Interrogés sur le rôle de la tutelle pour mettre fin à cette décadence, les syndicalistes rappellent le constat fait par le ministre lui-même lors de sa visite dans cette wilaya en novembre dernier, confirmant ainsi la dégradante situation de ce secteur malade, sans aller outre mesure et mettre à l’index le premier responsable. “Le ministre s’est contenté de limoger un gestionnaire du secteur sanitaire de Béjaïa”, ce qui est qualifié par ces syndicalistes “de poudre aux yeux qui laisse dire que le DSP agit sous la complicité de quelques responsables du ministère de tutelle”, sinon, “comment peut-on expliquer qu’il continue sans inquiétude à mener en solo sa gestion catastrophique et ce, malgré nos doléances à répétition adressées à qui de droit ?”, s’interrogent les représentants de la famille de la santé. Seules deux commissions ont été diligentées, “suite à nos sonnettes d’alarme” et dont la seconde a débouché sur une rencontre avec ces trois syndicats et qui, selon ces derniers, a abouti au même constat, celui d’une situation grave du secteur. L’on parle aussi de six (6) milliards de centimes alloués pour l’achat d’équipements, renvoyés au Trésor et 200 postes budgétaires de l’exercice 2006 qui n’ont pas été exploités par la DSP.
Les syndicalistes ajoutent que “les quelques projets relancés sont repêchés par le ministre lui-même”. Quant au fameux CHU tant attendu par toute la population, “le projet est renvoyé aux calendes grecques”.
Se disant aussi soucieux et préoccupés par la santé du citoyen, les représentants de l’intersyndicale qualifient cette grève “d’une suite logique des actions menées jusque-là, hélas sans grand écho, ” pour défendre le secteur public qui n’arrive pas à offrir des prestations et les soins à une majorité de patients contraints de chercher du côté du privé ou se tourner vers d’autres wilayas. “Notre wilaya forte d’un million d’habitants mérite mieux et possède des potentialités tant humaines qu’infrastructurelles pouvant assurer l’essor et donner un autre souffle à ce secteur comateux”, pensent les partenaires sociaux de la santé qui jugent que “l’heure est grave et il est temps de demander le départ de ce directeur, responsable du naufrage du secteur de la santé”.
Avançant en outre que plusieurs équipements “de mauvaise qualité”, dont des incinérateurs, des ambulances, des autoclaves et des tables d’opération sont achetés à des prix onéreux, ils laissent penser que “rien ne peut arrêter ce directeur à continuer d’enfoncer davantage le secteur si ce n’est la mobilisation de tous les travailleurs afin de sauver le secteur public, un gagne-pain de quelque
5 000 employés et un lieu de soins pour les citoyens démunis”.
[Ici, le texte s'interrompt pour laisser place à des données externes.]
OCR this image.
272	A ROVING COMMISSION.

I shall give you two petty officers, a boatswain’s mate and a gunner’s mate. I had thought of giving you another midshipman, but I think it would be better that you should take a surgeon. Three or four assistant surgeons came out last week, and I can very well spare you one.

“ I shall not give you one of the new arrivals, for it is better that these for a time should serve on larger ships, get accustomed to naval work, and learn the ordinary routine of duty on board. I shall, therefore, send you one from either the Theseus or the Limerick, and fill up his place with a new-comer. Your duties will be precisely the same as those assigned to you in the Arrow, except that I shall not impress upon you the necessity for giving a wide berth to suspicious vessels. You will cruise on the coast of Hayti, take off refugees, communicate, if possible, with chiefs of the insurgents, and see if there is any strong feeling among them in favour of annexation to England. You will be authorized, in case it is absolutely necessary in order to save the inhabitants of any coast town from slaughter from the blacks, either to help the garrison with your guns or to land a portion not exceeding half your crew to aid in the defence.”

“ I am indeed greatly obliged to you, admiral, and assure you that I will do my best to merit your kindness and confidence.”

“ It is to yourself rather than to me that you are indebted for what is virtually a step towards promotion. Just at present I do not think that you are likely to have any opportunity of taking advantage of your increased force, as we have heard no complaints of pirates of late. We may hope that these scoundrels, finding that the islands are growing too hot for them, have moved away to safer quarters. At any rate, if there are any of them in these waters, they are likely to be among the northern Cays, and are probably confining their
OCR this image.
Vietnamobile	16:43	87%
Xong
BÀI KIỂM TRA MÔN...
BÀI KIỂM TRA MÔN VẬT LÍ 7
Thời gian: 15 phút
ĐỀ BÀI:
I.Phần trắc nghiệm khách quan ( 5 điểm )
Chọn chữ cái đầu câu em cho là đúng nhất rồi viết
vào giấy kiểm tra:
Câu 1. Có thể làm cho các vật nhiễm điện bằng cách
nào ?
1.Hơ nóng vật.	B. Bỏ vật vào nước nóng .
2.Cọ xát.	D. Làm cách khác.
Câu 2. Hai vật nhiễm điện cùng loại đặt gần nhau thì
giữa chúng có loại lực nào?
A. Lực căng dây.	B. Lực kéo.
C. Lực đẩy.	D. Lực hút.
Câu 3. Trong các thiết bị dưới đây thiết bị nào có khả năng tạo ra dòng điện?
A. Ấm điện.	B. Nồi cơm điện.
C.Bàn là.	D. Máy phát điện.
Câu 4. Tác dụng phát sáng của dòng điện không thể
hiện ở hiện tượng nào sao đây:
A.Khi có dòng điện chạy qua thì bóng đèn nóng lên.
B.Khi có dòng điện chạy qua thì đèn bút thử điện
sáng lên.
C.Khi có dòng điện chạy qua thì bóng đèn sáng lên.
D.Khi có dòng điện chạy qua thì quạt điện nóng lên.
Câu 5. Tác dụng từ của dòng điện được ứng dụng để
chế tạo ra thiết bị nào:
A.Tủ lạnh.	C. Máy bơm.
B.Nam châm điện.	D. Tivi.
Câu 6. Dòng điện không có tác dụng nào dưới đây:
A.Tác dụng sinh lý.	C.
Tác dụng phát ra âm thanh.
C’est pour cela d’ailleurs qu’ils se lancent contre la montre pour tenir des AG à travers les 5 secteurs pour réussir leur action de grève dont la seule revendication est le départ pur et simple de l’actuel DSPRH. Notons par ailleurs que la chambre administrative près la cour de Béjaïa, ayant statué sur la plainte déposée par les services du ministère de la Santé contre les auteurs du préavis, a rendu un verdict d’incompétence pour interdire la grève, selon nos interlocuteurs.